Exercise 2 – They “tweet report” together. I read a post from University of Minnesota at Duluth Journalism Professor John Hatcher on the Poynter Institute’s web site in which he describes having his class tweet about people parking illegally in handicapped parking spaces ( I tell my class about this, and ask them for ideas about what they could “tweet report” as a group. This semester, my class of 20 decided to look for violators of the college’s “no smoking” policy. Smokers are not permitted to smoke within 25 feet of any building on campus, yet when the snow and rain come, smokers violate the rule, often without punishment. The campus is currently assessing whether to become completely smoke free, and, as you might imagine, it is a topic dividing smokers and non-smokers. The students wanted to see if, in the middle of debate about this hot topic, smokers were violating the current policy. They set out in groups of two to “stake out” their assigned buildings and found evidence of cigarette butts next to buildings, one smoking employee who ran away and two students violating the rules. When all groups returned to the classroom, we talked about what each group had found and what they tweeted, including pictures to TwitPic.

Exercise 3 – They “tweet report” individual assignments. This semester, I had them report from a variety of presentations at the college’s Scholars Day event. They could choose from more than 50 presentations. When I contacted the college’s marketing department to find out if there was going to be a designated Twitter hashtag for the event, the department’s web writer told me what it was and promoted the fact that my class would be reporting from the event. My 20 students generated more than 80 tweets from Scholars Day. Many of those tweets were retweeted by other college students unassociated with the class and by the college’s marketing department. One Twitter user and Scholars Day presenter tweeted a thank you to my student for covering her talk. The student did not know her except for her presentation. Students learned that not only could they cover an event through Twitter, but they also could get instant feedback from those they cover via Twitter.

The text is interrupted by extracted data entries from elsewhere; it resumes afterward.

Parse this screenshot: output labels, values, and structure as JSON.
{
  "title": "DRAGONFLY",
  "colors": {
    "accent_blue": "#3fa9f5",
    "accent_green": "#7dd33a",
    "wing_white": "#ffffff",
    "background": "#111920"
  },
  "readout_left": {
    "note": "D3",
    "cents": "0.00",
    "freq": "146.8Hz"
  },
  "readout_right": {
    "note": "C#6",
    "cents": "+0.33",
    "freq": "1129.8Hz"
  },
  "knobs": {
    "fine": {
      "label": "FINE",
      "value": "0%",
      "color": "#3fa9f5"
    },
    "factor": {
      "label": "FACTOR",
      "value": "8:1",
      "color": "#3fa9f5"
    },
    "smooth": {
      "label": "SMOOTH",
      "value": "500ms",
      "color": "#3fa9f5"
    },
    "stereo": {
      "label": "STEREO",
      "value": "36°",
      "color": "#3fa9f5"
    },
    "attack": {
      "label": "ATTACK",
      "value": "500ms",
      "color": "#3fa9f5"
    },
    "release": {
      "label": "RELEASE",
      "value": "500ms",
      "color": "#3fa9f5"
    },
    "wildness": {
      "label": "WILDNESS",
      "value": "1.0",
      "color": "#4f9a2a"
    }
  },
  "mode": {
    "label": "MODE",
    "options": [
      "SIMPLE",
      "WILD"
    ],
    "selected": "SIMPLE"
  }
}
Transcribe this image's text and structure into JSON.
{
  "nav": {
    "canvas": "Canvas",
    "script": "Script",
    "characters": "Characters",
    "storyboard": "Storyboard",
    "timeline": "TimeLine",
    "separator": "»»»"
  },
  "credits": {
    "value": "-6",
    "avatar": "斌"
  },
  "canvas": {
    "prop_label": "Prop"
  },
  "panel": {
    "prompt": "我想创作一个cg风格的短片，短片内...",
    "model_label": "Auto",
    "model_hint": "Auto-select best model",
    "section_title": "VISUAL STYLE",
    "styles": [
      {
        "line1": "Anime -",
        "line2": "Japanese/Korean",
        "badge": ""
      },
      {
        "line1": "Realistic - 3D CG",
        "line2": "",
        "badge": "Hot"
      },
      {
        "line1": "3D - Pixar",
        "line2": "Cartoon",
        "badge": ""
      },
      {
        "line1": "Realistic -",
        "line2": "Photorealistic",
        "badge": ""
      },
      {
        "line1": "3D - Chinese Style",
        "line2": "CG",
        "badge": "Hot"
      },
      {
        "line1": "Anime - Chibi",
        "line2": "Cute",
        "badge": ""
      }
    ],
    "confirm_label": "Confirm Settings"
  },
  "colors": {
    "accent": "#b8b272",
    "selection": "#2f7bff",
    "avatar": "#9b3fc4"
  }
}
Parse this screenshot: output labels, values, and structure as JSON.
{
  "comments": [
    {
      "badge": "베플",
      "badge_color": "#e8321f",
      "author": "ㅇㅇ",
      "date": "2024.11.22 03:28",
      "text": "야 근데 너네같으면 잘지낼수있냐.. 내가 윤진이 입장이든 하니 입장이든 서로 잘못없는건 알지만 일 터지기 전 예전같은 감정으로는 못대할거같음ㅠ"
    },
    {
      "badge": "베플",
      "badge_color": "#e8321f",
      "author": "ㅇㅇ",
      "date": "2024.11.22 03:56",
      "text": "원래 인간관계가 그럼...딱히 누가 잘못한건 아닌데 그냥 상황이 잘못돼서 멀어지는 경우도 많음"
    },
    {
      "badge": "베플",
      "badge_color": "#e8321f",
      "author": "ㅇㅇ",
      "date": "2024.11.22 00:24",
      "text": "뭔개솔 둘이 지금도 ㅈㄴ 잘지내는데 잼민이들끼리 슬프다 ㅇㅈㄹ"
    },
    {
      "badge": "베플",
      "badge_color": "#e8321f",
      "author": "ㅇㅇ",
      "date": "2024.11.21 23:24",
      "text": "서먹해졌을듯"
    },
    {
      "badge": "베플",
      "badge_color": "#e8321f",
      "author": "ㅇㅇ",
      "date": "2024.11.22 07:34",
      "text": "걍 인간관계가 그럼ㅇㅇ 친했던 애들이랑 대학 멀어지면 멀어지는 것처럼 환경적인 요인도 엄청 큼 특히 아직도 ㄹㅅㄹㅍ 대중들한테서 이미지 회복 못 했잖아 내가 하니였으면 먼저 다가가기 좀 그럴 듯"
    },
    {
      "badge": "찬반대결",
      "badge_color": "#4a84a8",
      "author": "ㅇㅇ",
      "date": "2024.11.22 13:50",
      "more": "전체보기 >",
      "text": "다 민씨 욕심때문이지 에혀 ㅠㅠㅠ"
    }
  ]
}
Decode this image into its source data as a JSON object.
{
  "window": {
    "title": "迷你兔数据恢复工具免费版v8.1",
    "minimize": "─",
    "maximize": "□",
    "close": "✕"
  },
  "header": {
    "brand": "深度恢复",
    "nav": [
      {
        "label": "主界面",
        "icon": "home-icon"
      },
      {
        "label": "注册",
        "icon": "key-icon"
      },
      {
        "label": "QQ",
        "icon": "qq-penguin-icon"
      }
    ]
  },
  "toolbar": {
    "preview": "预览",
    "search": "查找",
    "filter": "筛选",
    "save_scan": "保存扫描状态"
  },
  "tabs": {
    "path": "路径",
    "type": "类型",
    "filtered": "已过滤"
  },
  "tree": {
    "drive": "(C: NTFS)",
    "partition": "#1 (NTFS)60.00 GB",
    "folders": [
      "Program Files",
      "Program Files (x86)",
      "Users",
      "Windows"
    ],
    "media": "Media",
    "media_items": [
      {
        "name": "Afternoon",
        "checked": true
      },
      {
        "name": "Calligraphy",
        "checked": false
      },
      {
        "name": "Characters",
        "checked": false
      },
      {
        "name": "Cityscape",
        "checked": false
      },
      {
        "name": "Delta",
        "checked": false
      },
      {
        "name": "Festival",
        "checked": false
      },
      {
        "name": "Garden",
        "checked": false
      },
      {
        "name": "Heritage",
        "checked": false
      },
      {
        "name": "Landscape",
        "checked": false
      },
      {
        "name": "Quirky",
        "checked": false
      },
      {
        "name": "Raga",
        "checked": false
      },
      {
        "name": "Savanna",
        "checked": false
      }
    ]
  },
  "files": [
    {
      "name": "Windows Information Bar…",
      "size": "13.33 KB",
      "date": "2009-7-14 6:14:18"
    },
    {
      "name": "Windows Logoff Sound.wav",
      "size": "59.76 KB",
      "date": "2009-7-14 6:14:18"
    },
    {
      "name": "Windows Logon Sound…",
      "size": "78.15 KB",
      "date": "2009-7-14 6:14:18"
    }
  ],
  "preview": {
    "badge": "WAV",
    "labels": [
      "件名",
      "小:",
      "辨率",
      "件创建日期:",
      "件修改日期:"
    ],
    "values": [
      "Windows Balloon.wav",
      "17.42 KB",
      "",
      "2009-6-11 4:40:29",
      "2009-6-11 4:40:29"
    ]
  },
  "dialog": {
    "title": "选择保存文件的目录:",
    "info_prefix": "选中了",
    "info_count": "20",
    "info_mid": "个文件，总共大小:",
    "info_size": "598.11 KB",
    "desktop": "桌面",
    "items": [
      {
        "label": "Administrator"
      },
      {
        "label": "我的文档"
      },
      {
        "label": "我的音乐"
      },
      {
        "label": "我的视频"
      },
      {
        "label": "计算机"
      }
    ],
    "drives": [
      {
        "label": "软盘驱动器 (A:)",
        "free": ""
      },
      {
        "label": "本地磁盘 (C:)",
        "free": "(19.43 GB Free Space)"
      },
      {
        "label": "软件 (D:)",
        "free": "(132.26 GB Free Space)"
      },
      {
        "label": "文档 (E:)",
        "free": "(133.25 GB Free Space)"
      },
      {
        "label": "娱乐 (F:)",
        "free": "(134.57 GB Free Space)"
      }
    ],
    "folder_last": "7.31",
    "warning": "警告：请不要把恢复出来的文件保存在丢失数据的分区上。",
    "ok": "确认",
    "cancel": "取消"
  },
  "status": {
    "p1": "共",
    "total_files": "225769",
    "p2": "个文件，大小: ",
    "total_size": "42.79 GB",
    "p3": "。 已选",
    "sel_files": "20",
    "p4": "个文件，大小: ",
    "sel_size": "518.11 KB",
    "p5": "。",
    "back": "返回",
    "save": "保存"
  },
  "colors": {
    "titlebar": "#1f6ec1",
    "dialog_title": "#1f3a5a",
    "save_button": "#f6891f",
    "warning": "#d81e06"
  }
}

Exercise 4 – They set up a blog with a partner. They can choose any topic they’d like. Each member is responsible for posting new content once a week. The goal of the assignment is three-fold: Get them experience with a Content Management System (Word Press), have them generate their own post ideas and get them to see how self-disciplined one must be.

Exercise 5 – Their final project is to create their own news site on Word Press and report a story that integrates social media. For example, they can write about social media or they can use social media to reach sources. Three of the best stories I’ve seen so far were the following: a story about the Top 5 You Tube videos about our college that students need to watch; a story on a Facebook movement to legalize euthanasia; and a story about a local effort to rescue abused dogs that utilized video from YouTube and Facebook page information. If chosen, I’d be happy to show one or more of those projects. If I were to provide you with the URLs, it would give away what school I am at and who I am, so I won’t for this entry.

At the end of the semester, I give them an anonymous survey to assess what they learned and how they felt about it. I tell them that I will not look at these surveys until after grades are filed. The responses so far have been excellent. Students unanimously said they thought they’d be using social media tools at their jobs, even if they didn’t like it. The general handbook for the class is Mark Briggs’s Journalism Next. I would encourage other journalism professors to do a little hand-holding with their students. They will be amazed at what their students do.